On February 25, 2013, a 26-year-old Syrian “hacktivist” who had fled Damascus was sitting up late in his apartment in a Washington suburb watching the Syrian civil war unfold on Twitter. A man living near an air base southwest of Damascus tweeted that a SCUD missile had been fired and its fiery tail could be seen streaking north. Syria is believed to have at least 700 such SCUDs. Having done his compulsory military service in a Syrian artillery unit, Dlshad Othman knew that this SCUD was likely headed for the northern Syrian city of Aleppo. He also knew the missile would be landing in roughly six minutes. But who would see the Tweet in time? As he waited helplessly for the SCUD to land, Othman hatched an idea: Set up an early warning system that could take citizen reports of a ballistic missile launch, calculate the likely target, and send alerts in real time to civilians inside the strike zone. The Atlantic reports.
Othman’s SCUD early warning system began operating on Wednesday. It is called Aymta (dot com), which means “when” in Arabic. Users can opt to receive alerts by phone, text message, SMS, e-mail or RSS feed, or, if the regime cuts off internet access, as it often does, via a broadcast on satellite television or radio frequencies outside of regime control. Within the first 24 hours, 16,000 people viewed his website and 87 had registered to receive his alerts – although up to 40 percent of Syria was reportedly experiencing power outages at the time. Two satellite television stations also signed up for alerts. Some Syrians have already registered from abroad to track impending attacks on their hometowns and alert their families.
The software automatically calculates the trajectory and likely arrival time of the missile. The more data it receives about where and when attacks are imminent, the more its accuracy will improve. A major concern for the operators is the security of their informers. Aymta’s secure reporting systems recognize that Syrian cellphones and internet traffic are monitored. The Syrian government has proved adept at infiltrating opposition computers, including in one case building malware into a piece of circumvention software that was supposed to let opposition forces evade government surveillance. Wary of such traps, Othman has equipped a group of trusted civilian monitors with hardened digital communication technologies that allow them to transmit information from a variety of sources, including visual sightings of SCUD launches and other reliable information, into a well-defended computer network. “We are doing our best to deliver 99 percent security,” said Othman.
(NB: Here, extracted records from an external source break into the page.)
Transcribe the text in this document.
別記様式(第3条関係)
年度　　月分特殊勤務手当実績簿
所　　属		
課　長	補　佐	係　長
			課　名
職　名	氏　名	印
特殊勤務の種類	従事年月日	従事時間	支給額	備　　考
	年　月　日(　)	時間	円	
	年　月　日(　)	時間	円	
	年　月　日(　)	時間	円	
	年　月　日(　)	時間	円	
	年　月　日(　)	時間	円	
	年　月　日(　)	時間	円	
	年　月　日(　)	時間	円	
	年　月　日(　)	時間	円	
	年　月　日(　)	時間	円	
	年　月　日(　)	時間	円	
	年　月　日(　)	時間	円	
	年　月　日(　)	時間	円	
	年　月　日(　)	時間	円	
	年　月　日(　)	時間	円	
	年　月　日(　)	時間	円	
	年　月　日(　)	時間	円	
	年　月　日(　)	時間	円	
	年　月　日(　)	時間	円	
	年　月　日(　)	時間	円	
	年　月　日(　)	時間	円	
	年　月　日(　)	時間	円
There is no such thing as a “100 percent secure” computer network, only one that is engineered to be difficult to penetrate, said Ian Schuler, a former State Department specialist in internet freedom and security digital technologies, now at the nonprofit New Rights Group. “Anything can be cracked.” By Saturday, the Syrian regime had apparently found Aymta, judging by the large cyber-attack that took down the site for 20 minutes. Othman had expected such a distributed denial of service (DDOS) attack and is trying to speed up his defenses.
Jeffrey Lewis, a missile expert following the Syrian conflict at the Monterey Institute for Strategic Studies, who has advised Othman on the project, is worried both about Othman’s own safety and the potential for mass arrests by the Syrian regime of anyone near a SCUD base. “I don’t want to know how you know your spotters,” Lewis told Othman. “You need to make sure your spotters don’t know one another and one person doesn’t know multiple spotters… It’s built on trust,” Othman replied. He is in contact with opposition coordinators in Syria who know and trust one another. He has applied for asylum protection in the United States and has decided to use his real name for the project. “If I will not use my real name, people will not trust this,” he said.
Though the U.S., Turkey, and other countries may have radar or other data that could warn of SCUD launches, they don’t share, said Lewis. He believes the U.S. should provide whatever information it can to the residents of Aleppo and other cities under attack. Civilians in war zones have a right to collective self-defense, but can rarely exercise that right in high-tech modern warfare. President Obama’s newly announced lethal aid to the Syrian rebels includes small arms and undefined intelligence-sharing, but does not include early warning that could have saved many lives if it would have supported Aymta with real-time alerts.
Syria has fired dozens of SCUDs and other missiles at targets in northeastern Syria. According to the Syrian Missile Launch Database, maintained by the Washington Institute of Near East Policy, between December 2012 and March 2013 the Assad regime fired dozens of surface-to-surface missiles against opposition-held areas, including major cities and towns such as Aleppo, Al Raqqah, and Der Ez Zor. Human Rights Watch reported that four SCUDS fired on Aleppo in February killed 141 civilians, including 71 children.
Most of the casualties from those missile attacks are caused by buildings collapsing onto people. Othman says merely instructing people to run out into the street or into a basement would increase the odds of survival. SCUDs are among the slowest of missiles, and in theory, a few minutes’ warning should be enough, especially if activists in the target zones rig up local public address systems to sound air raid sirens when Aymta sends a warning.
Aymta is part of a growing movement among by idealistic “hacktivists” to deploy advanced technologies for peace-building. A 13-year-old Israeli developed an iPhone app called Color Red that sounds an alarm based on data from the Israeli Defense Forces about incoming missile fire from Gaza. The distance from launch to target is so short that citizens have as little as 15 seconds to take cover. Even so, the app has been downloaded at least 130,000 times.
Othman and his partners intend to expand the Aymta system to warn civilians of other types of threats — including approaching tanks, convoys of militia fighters, or other information. Othman plans to share his open-source software for use by activists in other countries. “This is not just for Syria,” he said. “We believe there are a lot of people in the world who are in a bad situation like ours.”